MONTPELIER - A New England environmental group that typically targets large corporate polluters has included two unlikely names on its 2006 list of "Dirty Dozen" polluters - New York's environmental regulatory agency and Vermont's largest operator of waste recycling programs.
On Monday, the Montpelier-based citizens' watchdog group, Toxics Action Center, named the New York State Department of Environmental Conservation (NYDEC) and the Chittenden Solid Waste District (CSWD) on its annual roll call of pollution-causing bad guys. According to Mia Scampini of the Toxic Action Center, NYDEC received the "honor" this year because of its decision last month to allow a test burn of tire-derived fuel at International Paper's Ticonderoga mill without mandating industry-standard pollution controls. Scampini claims that decision ran contrary to internal recommendations by the agency's own scientists. A spokesperson for the DEC couldn't be reached for comment as of press time.
Also named this year was CSWD, Scampini says, because of its recent proposal to build a new, 66-acre landfill in Williston near a residential area. Toxics Action Center contends that the new facility is unnecessary because there's already sufficient capacity in Vermont's two existing landfills, in Moretown and Coventry, to last another 24 years.
"This landfill is a very short-sighted way for them to manage waste," Scampini charges. "We would like to see them increase the output of their recycling programs and start looking into more sustainable ways of managing waste."
Toxics Action Center is calling on CSWD to put the landfill proposal on hold for at least a year to research alternative methods of waste disposal and resource recovery, especially since there's no urgency to open the new landfill.
"If they want to put us on a list of their dirty dozen, I'm disappointed, but that's their prerogative," says Tom Moreau, general manager of CSWD. "I don't think any of us is sitting here saying, 'Oh, goody! Let's build another landfill.' But if you're going to have one, we should make it as environmentally sound as possible."
Moreau says he finds it "ironic" that Toxics Action Center would recommend that Chittenden County continue shipping 145,000 tons of solid waste produced each year to two landfills that the environmental group has openly criticized in the past.
"Zero waste is a good goal," he adds, "but until we can get society to change its wasteful habits, landfills are a necessary evil."

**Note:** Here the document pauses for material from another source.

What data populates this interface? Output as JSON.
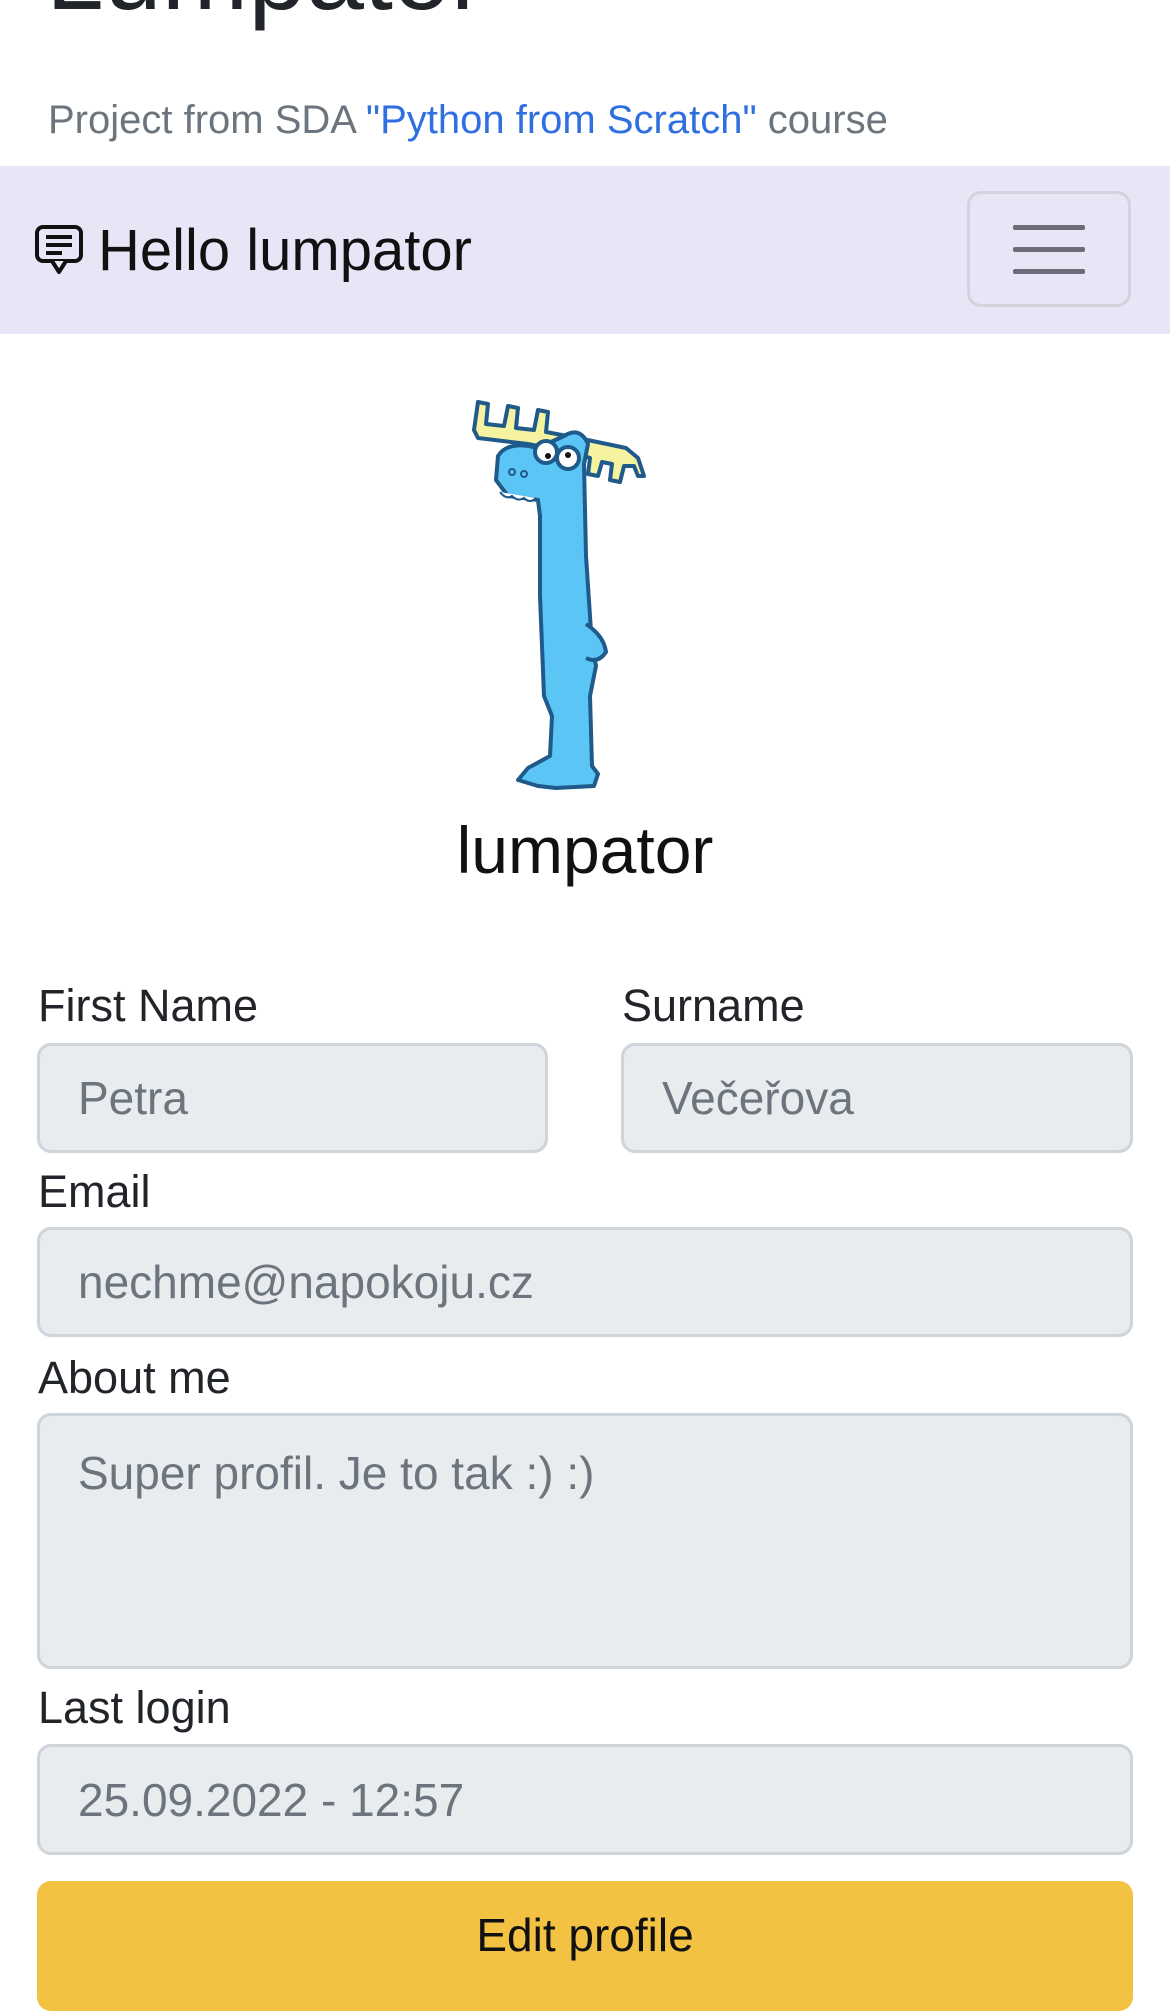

The third local "Dirty Dozen" recipient was the Vermont Yankee nuclear power plant in Vernon. This is the second year that Vermont Yankee has made the list. The first time was for a petition filed by Entergy Nuclear to increase the plant's operating capacity to 120 percent, which was granted in March. This year, Scampini says, the nuclear facility was singled out for its decision to store radioactive waste in dry-cask storage containers along the banks of the Connecticut River.
Nine other "Dirty Dozen" sites were named in Rhode Island, New Hampshire, Massachusetts, Con- necticut and Maine.

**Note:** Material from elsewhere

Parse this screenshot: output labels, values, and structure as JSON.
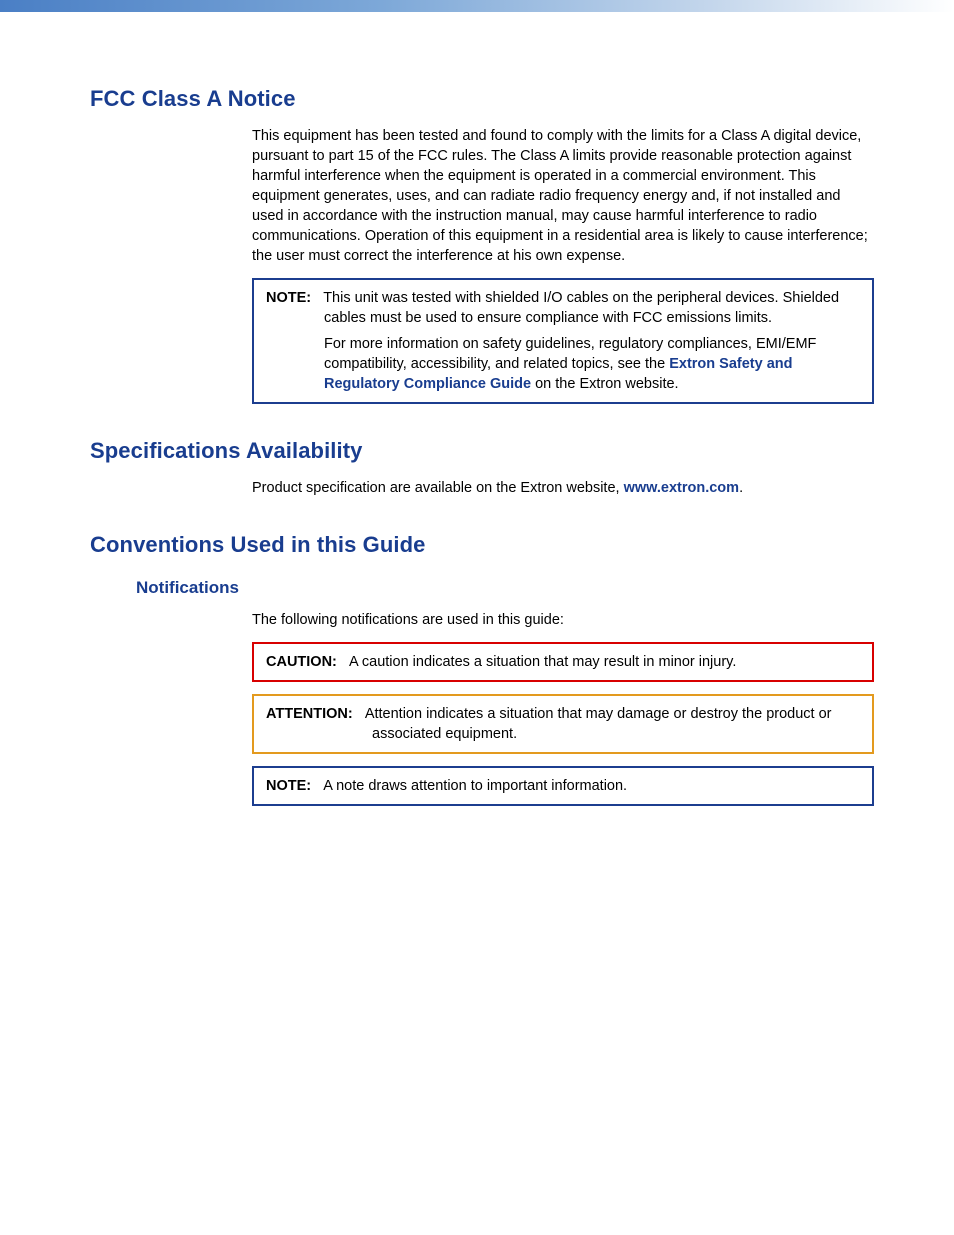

This is the tenth year that Toxics Action Center has spotlighted environmental and public-health threats. It isn't the first time a state agency made the list. In 2000, Massachusetts was similarly shamed for its decision to spray pesticides in response to the West Nile virus; likewise, in 2003, the Massachusetts Department of Conservation and Recreation received a Dirty Dozen award for petitioning the Town of Natick to apply weed killer to Lake Cochituate.
What do the "Dirty Dozen" awards accomplish, other than drawing public attention to ongoing or recent environmental fights? According to Scampini, sometimes they're a catalyst for change.
She cites an example in Williamstown, where a community group nominated UniFirst, one of the nation's largest suppliers of workplace uniforms and protective apparel, for the award last year. There, citizens had long been urging the company and the state to move faster on cleaning up an underground toxic plume, which had contaminated groundwater.
Scampini claims that after the "award" was given last fall, the state announced plans to oversee full remediation of the site and find the community a clean water supply.